Analyst predicts 5.4pc growth

PHOTO | FILE Old Mutual Kenya chief investment officer Peter Anderson (right) and investment analyst Carolyne Kiragu during a Media briefing in Nairobi on October 15, 2013.

What you need to know:

  • The firm said better of absorption of funds by the counties and new wealth from the mining sector will also boost the economy.
  • Mr Anderson said increased lending would continue to drive growth, adding that loan advances in 2013 are set to double those of 2012. He said the country’s economy would also benefit from an improving global outlook due to a good performance by advanced economies.

Investment firm, Old Mutual expects Kenya’s economy to record a 5.4 per cent growth in 2014 on account of increased lending to businesses and government spending on infrastructure.
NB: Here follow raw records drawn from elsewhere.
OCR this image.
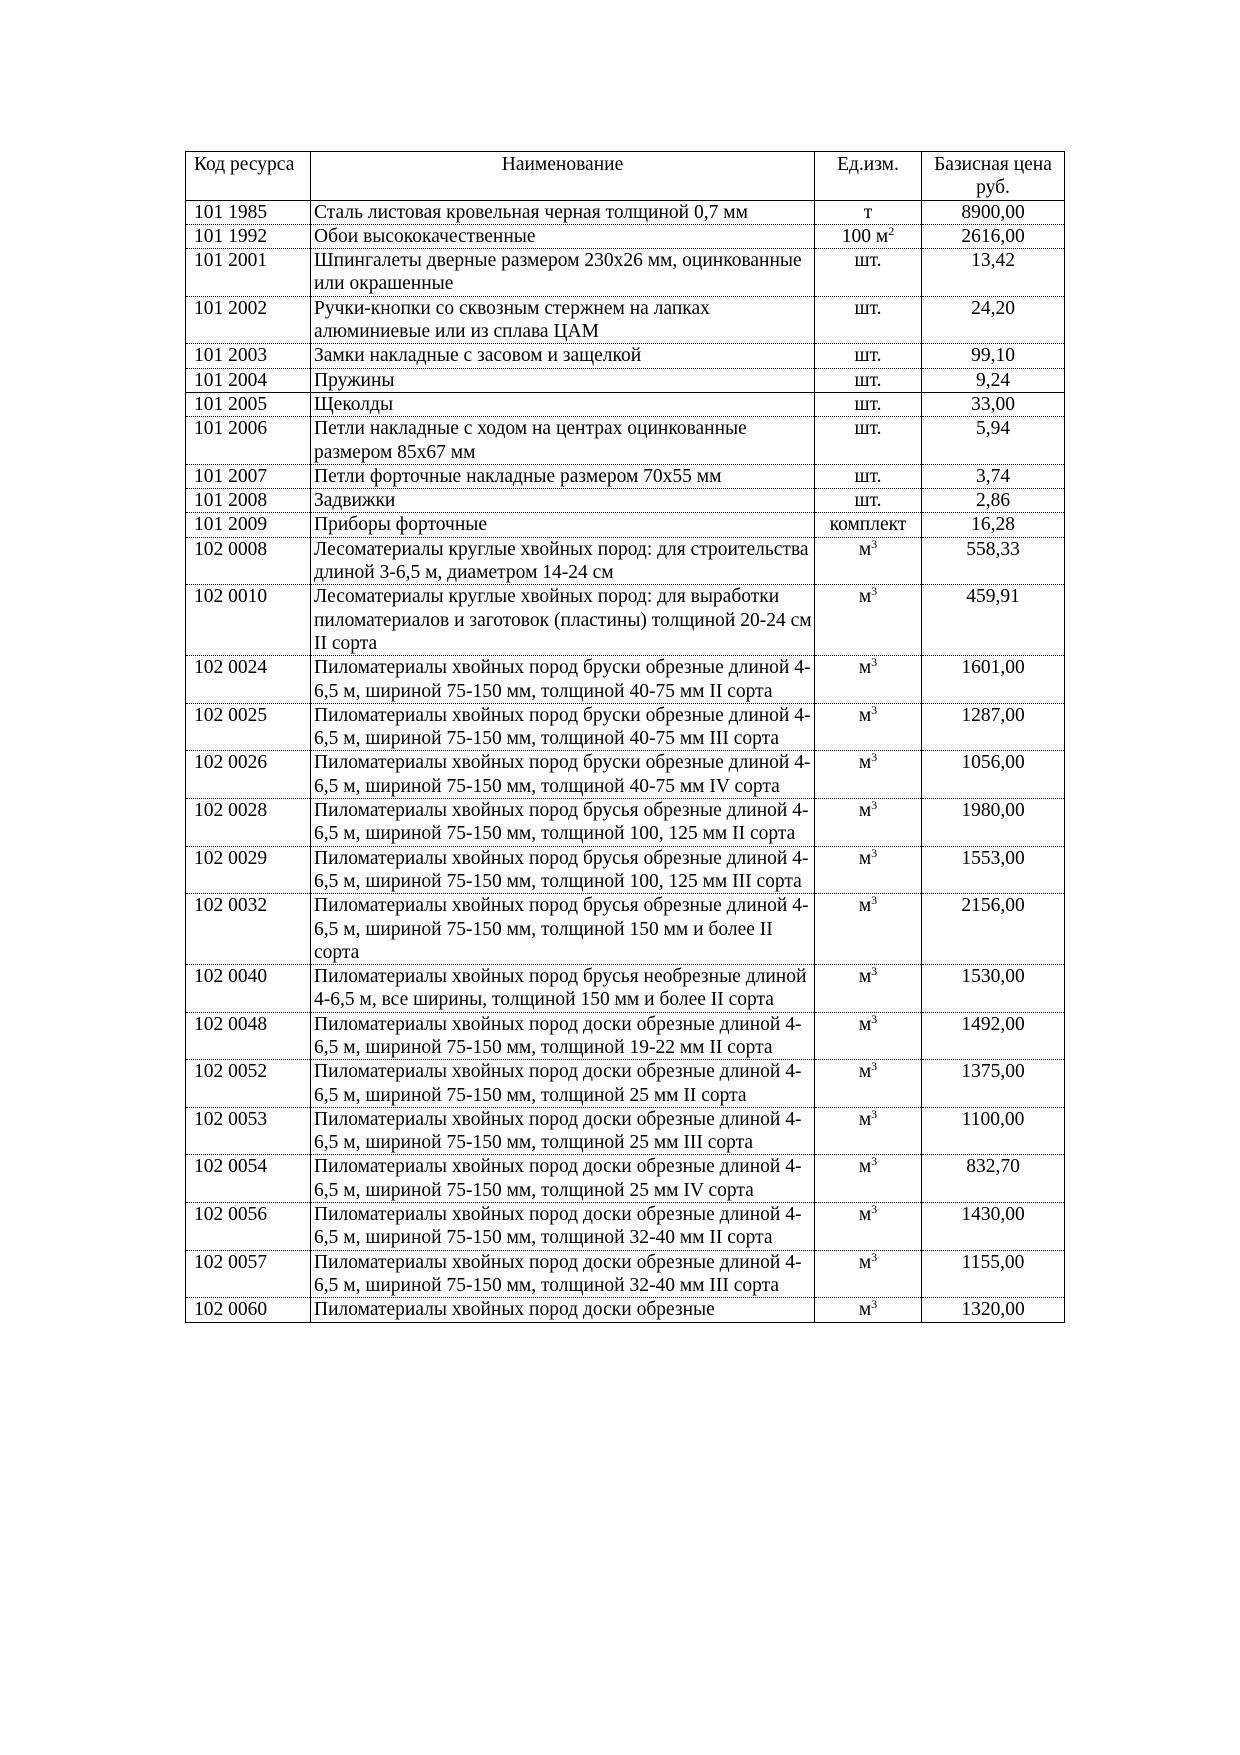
Код ресурса	Наименование	Ед.изм.	Базисная цена руб.
101 1985	Сталь листовая кровельная черная толщиной 0,7 мм	т	8900,00
101 1992	Обои высококачественные	100 $м^2$	2616,00
101 2001	Шпингалеты дверные размером 230х26 мм, оцинкованные или окрашенные	шт.	13,42
101 2002	Ручки-кнопки со сквозным стержнем на лапках алюминиевые или из сплава ЦАМ	шт.	24,20
101 2003	Замки накладные с засовом и защелкой	шт.	99,10
101 2004	Пружины	шт.	9,24
101 2005	Щеколды	шт.	33,00
101 2006	Петли накладные с ходом на центрах оцинкованные размером 85х67 мм	шт.	5,94
101 2007	Петли форточные накладные размером 70х55 мм	шт.	3,74
101 2008	Задвижки	шт.	2,86
101 2009	Приборы форточные	комплект	16,28
102 0008	Лесоматериалы круглые хвойных пород: для строительства длиной 3-6,5 м, диаметром 14-24 см	$м^3$	558,33
102 0010	Лесоматериалы круглые хвойных пород: для выработки пиломатериалов и заготовок (пластины) толщиной 20-24 см II сорта	$м^3$	459,91
102 0024	Пиломатериалы хвойных пород бруски обрезные длиной 4-6,5 м, шириной 75-150 мм, толщиной 40-75 мм II сорта	$м^3$	1601,00
102 0025	Пиломатериалы хвойных пород бруски обрезные длиной 4-6,5 м, шириной 75-150 мм, толщиной 40-75 мм III сорта	$м^3$	1287,00
102 0026	Пиломатериалы хвойных пород бруски обрезные длиной 4-6,5 м, шириной 75-150 мм, толщиной 40-75 мм IV сорта	$м^3$	1056,00
102 0028	Пиломатериалы хвойных пород брусья обрезные длиной 4-6,5 м, шириной 75-150 мм, толщиной 100, 125 мм II сорта	$м^3$	1980,00
102 0029	Пиломатериалы хвойных пород брусья обрезные длиной 4-6,5 м, шириной 75-150 мм, толщиной 100, 125 мм III сорта	$м^3$	1553,00
102 0032	Пиломатериалы хвойных пород брусья обрезные длиной 4-6,5 м, шириной 75-150 мм, толщиной 150 мм и более II сорта	$м^3$	2156,00
102 0040	Пиломатериалы хвойных пород брусья необрезные длиной 4-6,5 м, все ширины, толщиной 150 мм и более II сорта	$м^3$	1530,00
102 0048	Пиломатериалы хвойных пород доски обрезные длиной 4-6,5 м, шириной 75-150 мм, толщиной 19-22 мм II сорта	$м^3$	1492,00
102 0052	Пиломатериалы хвойных пород доски обрезные длиной 4-6,5 м, шириной 75-150 мм, толщиной 25 мм II сорта	$м^3$	1375,00
102 0053	Пиломатериалы хвойных пород доски обрезные длиной 4-6,5 м, шириной 75-150 мм, толщиной 25 мм III сорта	$м^3$	1100,00
102 0054	Пиломатериалы хвойных пород доски обрезные длиной 4-6,5 м, шириной 75-150 мм, толщиной 25 мм IV сорта	$м^3$	832,70
102 0056	Пиломатериалы хвойных пород доски обрезные длиной 4-6,5 м, шириной 75-150 мм, толщиной 32-40 мм II сорта	$м^3$	1430,00
102 0057	Пиломатериалы хвойных пород доски обрезные длиной 4-6,5 м, шириной 75-150 мм, толщиной 32-40 мм III сорта	$м^3$	1155,00
102 0060	Пиломатериалы хвойных пород доски обрезные	$м^3$	1320,00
The firm said better of absorption of funds by the counties and new wealth from the mining sector will also boost the economy.

The firm expects the country to achieve a growth of 4.7 per cent by end of this financial year in July.

Old Mutual chief investment officer, Mr Peter Anderson said the impact of increased lending to the private sector in the third quarter of 2013, release of county funds by the central government, reduced inflation risks and the deepening of the mining sector points to a higher growth.

Mr Anderson said increased lending would continue to drive growth, adding that loan advances in 2013 are set to double those of 2012. He said the country’s economy would also benefit from an improving global outlook due to a good performance by advanced economies.

Kenya, he added, will attract more foreign capital in the year.

“Opportunities versus the risks for domestic and foreign investors continued to be attractive and the issue of Eurobond would enhance Kenya’s position on the radar for international flows into the capital markets and for long term private sector investment,” he said.

Drop in tea and coffee commodity prices in 2013 however saw the incomes of the farmers reduce.

“The significant deterioration in tea prices through out the year has negated the large gains in output to leave tea earnings only marginally better than 2012. Coffee prices at multi-year lows due to global over-supply impacting commodity earnings,” Mr Anderson said.